Saham Lucid (LCID) Anjlok 40% dalam Sehari Akibat Rumor Bangkrut, Perusahaan Bantah Keras

Penulis: Ricki Manurung  •  Rabu, 15 Juli 2026 | 02:32:31 WIB
Saham Lucid (LCID) anjlok 40 persen dalam perdagangan intraday setelah beredar rumor kebangkrutan yang kemudian dibantah manajemen.

KEPULAUAN BANGKA BELITUNG — Rumor yang pertama kali muncul dari situs eletric-vehicles.com itu mengklaim bahwa dewan direksi Lucid telah mempertimbangkan opsi strategis, termasuk pengajuan Chapter 11 (kebangkrutan) atau menjadikan perusahaan privat. Laporan tersebut menyebut firma restrukturisasi AlixPartners telah memberikan rekomendasi tersebut kepada manajemen.

Kabar itu langsung membuat saham Lucid babak belur di bursa. Harga sahamnya ambles hingga 40% dalam perdagangan intraday dan memicu dua kali penghentian perdagangan (trading halt) karena volatilitas ekstrem. Efek domino juga terasa ke saham Rivian yang ikut tertekan.

Bantahan Langsung dari Manajemen Lucid

Kepala Komunikasi Lucid, Nick Twork, angkat bicara secara terbuka. “Rumor ini sepenuhnya palsu,” tegas Twork dalam pernyataannya. Ia menegaskan bahwa AlixPartners tidak pernah merekomendasikan kebangkrutan kepada manajemen atau dewan direksi.

Menurut Twork, AlixPartners hanya membantu Lucid meningkatkan efisiensi operasional — kerja sama yang sebenarnya sudah pernah dilaporkan oleh beberapa media sebelumnya. Ia juga memastikan tidak ada komite khusus yang dibentuk untuk menjajaki akuisisi atau restrukturisasi.

Kondisi Keuangan Lucid: Likuiditas Besar, Tapi Pembakaran Uang Masih Dahsyat

Data keuangan terbaru menunjukkan Lucid memiliki kas, setara kas, dan investasi sebesar US$714 juta per akhir kuartal I 2026, dengan total likuiditas sekitar US$3,2 miliar. Pada April lalu, perusahaan berhasil mengantongi tambahan dana US$1,05 miliar — termasuk US$550 juta dari saham preferen konversi yang diterbitkan untuk Public Investment Fund (PIF) Arab Saudi dan US$200 juta dari Uber.

Dengan tambahan tersebut, likuiditas pro forma Lucid mencapai US$4,7 miliar, yang menurut analis cukup untuk mendanai operasional hingga akhir 2027. Namun, di sisi lain, Lucid masih membakar uang dalam jumlah besar. Perusahaan mencatat kerugian US$1,03 miliar pada kuartal I 2026 — hampir tiga kali lipat dibanding periode yang sama tahun lalu. Sepanjang 2025, arus kas bebas negatif mencapai US$3,8 miliar dengan pengiriman hanya 15.800 unit.
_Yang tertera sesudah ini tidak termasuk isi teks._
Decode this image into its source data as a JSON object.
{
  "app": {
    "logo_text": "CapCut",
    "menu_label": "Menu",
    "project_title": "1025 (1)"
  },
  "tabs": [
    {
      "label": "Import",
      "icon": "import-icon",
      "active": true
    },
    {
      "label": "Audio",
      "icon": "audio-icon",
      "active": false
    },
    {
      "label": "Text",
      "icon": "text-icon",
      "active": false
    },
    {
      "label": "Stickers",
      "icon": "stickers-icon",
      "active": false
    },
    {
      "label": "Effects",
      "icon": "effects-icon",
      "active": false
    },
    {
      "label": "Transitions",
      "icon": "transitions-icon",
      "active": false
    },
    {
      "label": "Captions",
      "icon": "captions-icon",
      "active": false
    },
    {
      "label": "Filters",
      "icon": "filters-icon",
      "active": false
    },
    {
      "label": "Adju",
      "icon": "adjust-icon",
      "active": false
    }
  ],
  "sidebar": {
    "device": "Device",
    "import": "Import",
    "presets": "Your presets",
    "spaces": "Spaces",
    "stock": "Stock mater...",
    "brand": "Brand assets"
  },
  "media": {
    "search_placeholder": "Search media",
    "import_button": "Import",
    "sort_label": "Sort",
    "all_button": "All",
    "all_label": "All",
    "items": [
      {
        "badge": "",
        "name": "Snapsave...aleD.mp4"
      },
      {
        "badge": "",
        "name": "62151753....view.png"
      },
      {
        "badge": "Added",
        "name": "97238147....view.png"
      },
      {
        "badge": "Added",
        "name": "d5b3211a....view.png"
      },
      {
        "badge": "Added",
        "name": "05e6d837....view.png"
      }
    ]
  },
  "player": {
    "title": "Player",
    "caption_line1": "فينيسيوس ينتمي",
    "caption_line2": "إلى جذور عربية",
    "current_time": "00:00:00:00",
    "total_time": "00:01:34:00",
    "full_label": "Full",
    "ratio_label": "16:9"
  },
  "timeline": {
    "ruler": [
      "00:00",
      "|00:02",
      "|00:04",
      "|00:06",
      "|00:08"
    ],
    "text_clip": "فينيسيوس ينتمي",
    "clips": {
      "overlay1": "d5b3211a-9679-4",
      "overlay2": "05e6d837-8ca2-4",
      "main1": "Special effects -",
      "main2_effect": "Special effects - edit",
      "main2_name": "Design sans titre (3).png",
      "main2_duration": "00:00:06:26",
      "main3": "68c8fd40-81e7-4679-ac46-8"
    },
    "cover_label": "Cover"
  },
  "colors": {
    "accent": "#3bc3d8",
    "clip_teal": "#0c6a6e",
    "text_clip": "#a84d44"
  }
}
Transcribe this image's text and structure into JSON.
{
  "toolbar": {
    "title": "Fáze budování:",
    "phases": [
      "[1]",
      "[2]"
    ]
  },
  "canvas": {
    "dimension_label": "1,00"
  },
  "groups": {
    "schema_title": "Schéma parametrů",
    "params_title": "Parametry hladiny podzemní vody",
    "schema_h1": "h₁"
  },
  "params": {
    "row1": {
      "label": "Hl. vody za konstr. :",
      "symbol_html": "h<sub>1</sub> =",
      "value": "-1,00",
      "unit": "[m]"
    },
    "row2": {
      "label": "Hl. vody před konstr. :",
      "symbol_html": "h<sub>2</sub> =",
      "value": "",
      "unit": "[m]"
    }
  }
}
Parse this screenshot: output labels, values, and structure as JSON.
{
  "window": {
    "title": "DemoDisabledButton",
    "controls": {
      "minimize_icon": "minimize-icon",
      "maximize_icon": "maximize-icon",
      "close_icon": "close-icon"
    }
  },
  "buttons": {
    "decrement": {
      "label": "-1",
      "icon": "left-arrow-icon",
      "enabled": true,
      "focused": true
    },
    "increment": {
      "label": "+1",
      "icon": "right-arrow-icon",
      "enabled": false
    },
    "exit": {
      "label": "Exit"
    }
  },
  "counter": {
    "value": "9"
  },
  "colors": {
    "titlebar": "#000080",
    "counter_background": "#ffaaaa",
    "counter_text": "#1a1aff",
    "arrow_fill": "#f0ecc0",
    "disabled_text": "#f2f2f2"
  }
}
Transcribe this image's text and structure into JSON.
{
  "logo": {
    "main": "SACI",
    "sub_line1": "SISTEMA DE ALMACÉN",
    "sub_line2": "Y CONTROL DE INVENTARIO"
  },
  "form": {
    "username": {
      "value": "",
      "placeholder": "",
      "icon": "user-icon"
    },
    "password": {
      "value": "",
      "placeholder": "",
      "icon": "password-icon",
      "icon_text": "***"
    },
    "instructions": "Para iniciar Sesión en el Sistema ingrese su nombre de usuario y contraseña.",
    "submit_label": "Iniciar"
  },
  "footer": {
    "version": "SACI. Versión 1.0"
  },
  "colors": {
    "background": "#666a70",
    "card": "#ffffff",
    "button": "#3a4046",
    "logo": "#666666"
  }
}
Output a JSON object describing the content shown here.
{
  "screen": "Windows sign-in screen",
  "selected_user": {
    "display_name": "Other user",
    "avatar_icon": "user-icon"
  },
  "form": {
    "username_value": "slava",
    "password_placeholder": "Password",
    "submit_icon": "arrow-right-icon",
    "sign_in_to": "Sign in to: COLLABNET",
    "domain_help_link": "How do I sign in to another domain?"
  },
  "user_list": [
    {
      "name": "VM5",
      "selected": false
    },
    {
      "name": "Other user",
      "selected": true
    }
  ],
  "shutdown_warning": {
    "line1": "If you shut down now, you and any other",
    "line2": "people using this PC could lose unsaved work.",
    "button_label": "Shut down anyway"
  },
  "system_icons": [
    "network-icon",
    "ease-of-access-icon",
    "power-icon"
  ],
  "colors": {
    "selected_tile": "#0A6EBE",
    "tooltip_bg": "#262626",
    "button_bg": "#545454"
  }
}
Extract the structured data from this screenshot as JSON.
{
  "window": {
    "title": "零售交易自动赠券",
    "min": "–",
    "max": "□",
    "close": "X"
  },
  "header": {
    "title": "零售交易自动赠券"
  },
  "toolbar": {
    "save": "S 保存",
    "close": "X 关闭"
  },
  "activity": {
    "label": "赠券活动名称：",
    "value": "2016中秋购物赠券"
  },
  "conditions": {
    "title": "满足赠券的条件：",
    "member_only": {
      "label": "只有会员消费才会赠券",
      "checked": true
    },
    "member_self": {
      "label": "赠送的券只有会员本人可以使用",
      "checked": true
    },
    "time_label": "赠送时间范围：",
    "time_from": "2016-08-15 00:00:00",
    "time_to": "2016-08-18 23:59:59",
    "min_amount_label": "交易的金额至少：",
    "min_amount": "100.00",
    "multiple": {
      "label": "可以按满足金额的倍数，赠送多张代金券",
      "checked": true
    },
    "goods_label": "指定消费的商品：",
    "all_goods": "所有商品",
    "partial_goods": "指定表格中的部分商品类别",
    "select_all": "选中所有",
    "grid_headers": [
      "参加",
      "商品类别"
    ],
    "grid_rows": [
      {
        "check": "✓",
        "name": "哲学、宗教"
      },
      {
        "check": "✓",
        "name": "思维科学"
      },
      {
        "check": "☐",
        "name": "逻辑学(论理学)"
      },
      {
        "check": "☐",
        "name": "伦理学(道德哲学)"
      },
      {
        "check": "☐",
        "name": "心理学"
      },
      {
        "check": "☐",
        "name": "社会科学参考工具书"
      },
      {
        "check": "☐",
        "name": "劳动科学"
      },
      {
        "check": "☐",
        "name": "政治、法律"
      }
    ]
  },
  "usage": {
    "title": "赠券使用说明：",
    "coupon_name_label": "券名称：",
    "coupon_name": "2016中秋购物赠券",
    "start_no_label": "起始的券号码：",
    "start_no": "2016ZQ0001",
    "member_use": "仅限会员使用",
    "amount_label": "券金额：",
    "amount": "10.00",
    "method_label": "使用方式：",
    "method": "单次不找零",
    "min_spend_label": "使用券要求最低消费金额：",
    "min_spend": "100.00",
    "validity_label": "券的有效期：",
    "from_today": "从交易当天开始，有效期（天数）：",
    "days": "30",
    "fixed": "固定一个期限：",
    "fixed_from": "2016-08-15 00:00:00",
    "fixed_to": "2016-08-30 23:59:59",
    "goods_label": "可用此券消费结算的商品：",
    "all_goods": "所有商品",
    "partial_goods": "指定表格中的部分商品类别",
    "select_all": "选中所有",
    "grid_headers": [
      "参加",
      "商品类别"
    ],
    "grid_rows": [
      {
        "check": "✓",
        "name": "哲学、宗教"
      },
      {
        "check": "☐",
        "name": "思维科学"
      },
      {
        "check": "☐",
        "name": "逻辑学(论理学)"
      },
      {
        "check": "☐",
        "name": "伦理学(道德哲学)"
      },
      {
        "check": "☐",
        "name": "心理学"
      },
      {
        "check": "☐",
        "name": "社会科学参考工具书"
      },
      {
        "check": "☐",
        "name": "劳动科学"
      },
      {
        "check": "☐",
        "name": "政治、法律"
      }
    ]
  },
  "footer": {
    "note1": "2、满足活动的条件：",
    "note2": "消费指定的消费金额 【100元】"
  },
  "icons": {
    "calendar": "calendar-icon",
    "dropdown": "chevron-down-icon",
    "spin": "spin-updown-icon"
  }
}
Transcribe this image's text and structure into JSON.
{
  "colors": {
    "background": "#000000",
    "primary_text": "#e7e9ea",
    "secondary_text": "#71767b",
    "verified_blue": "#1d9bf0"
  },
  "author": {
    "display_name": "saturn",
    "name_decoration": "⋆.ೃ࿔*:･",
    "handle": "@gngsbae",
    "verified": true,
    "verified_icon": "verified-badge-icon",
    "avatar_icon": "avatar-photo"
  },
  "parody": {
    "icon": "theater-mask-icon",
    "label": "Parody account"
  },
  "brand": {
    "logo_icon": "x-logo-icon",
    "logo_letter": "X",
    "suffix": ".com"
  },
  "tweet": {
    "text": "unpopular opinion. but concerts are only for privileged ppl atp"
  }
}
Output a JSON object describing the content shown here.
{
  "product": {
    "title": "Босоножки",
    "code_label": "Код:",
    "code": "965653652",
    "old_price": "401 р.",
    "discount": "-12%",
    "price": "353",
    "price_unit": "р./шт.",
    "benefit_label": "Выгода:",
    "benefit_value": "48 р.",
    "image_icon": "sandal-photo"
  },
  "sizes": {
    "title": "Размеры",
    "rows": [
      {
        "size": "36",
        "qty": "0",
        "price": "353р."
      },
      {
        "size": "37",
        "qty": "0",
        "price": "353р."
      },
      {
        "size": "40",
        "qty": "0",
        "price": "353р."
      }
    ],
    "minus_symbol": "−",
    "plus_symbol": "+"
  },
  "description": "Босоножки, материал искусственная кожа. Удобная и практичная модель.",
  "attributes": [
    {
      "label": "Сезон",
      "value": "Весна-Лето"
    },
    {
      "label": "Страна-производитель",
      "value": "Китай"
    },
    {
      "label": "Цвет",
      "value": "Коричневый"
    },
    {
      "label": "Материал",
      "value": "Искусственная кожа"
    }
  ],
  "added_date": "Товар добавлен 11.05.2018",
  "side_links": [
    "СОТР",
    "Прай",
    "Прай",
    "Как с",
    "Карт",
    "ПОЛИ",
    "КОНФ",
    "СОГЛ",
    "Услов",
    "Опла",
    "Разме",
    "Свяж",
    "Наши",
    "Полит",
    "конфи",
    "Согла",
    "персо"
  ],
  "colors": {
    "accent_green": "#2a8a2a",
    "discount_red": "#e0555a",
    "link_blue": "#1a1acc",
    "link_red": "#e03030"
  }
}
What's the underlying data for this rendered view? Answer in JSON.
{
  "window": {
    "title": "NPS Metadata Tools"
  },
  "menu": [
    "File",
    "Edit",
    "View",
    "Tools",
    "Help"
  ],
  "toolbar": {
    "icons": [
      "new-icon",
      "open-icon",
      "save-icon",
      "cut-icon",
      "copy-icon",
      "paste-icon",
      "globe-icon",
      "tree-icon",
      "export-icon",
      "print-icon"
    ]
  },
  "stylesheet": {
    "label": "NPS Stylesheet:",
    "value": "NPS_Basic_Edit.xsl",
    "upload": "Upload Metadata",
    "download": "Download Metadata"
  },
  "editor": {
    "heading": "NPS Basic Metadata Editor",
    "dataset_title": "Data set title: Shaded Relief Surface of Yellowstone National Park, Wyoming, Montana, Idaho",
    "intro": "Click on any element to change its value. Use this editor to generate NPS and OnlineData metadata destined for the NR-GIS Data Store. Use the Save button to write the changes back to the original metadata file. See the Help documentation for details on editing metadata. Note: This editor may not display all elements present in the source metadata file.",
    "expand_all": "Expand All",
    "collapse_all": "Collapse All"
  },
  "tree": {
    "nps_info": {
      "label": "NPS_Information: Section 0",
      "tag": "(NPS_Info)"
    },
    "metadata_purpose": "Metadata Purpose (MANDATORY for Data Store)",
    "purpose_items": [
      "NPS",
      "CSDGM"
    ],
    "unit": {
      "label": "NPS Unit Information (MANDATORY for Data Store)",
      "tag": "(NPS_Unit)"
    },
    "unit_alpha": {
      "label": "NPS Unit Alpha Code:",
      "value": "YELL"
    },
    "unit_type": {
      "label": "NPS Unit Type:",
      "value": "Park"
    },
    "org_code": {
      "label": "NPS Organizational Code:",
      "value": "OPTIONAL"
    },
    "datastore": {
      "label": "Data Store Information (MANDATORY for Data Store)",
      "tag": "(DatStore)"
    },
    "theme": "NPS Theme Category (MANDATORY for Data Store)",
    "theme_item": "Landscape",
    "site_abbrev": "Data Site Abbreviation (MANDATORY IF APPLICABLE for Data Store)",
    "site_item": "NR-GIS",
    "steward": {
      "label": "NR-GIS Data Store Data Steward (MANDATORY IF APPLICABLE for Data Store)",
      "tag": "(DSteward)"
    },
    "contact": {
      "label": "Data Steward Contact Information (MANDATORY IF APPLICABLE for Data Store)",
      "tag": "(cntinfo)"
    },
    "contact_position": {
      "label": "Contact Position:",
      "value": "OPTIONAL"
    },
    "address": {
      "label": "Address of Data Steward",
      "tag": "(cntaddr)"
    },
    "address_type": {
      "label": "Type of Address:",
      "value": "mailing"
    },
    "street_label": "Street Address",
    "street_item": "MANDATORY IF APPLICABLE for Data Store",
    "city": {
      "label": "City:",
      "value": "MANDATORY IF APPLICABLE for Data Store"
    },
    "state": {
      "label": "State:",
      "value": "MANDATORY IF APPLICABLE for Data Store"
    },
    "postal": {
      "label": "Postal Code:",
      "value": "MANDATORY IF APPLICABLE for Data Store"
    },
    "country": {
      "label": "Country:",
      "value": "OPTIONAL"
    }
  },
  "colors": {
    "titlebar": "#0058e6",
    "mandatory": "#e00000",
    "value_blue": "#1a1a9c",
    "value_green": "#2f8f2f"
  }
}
Wall Street memperkirakan Lucid baru akan mencapai arus kas positif pada 2030, dengan proyeksi kerugian kumulatif US$6,7 miliar hingga 2028. Kondisi ini yang membuat investor sangat sensitif terhadap kabar buruk.

Mengapa Rumor Itu Begitu Berbahaya bagi Lucid?

Lucid memang sedang dalam fase sulit. Dalam beberapa bulan terakhir, perusahaan telah memangkas 18% tenaga kerja pada Juni lalu — pemotongan besar kedua dalam empat bulan — dan merombak hampir seluruh jajaran direksi di bawah CEO baru, Silvio Napoli. Panduan produksi 2026 pun ditarik kembali.

Saham Lucid yang sempat menyentuh US$58 pasca debut SPAC pada 2021 kini telah ambles lebih dari 90%. Kombinasi antara PHK massal, pergantian manajemen, dan pembakaran uang yang terus berlanjut membuat pasar mudah percaya pada skenario terburuk.

Meski demikian, perlu dibedakan antara "kondisi tidak sehat" dan "akan bangkrut bulan depan". Dengan likuiditas yang masih cukup untuk bertahan hingga 2027, Lucid masih punya waktu untuk membuktikan diri lewat SUV Cosmos yang lebih terjangkau. Pertanyaan besarnya: seberapa lama PIF Arab Saudi sebagai pemilik mayoritas masih sabar menunggu? Itu yang akan menentukan nasib Lucid, bukan gugatan kebangkrutan dalam waktu dekat.

Reporter: Ricki Manurung
Sumber: electrek.co This article was automatically rewritten by AI based on the source above without altering the facts of the original article.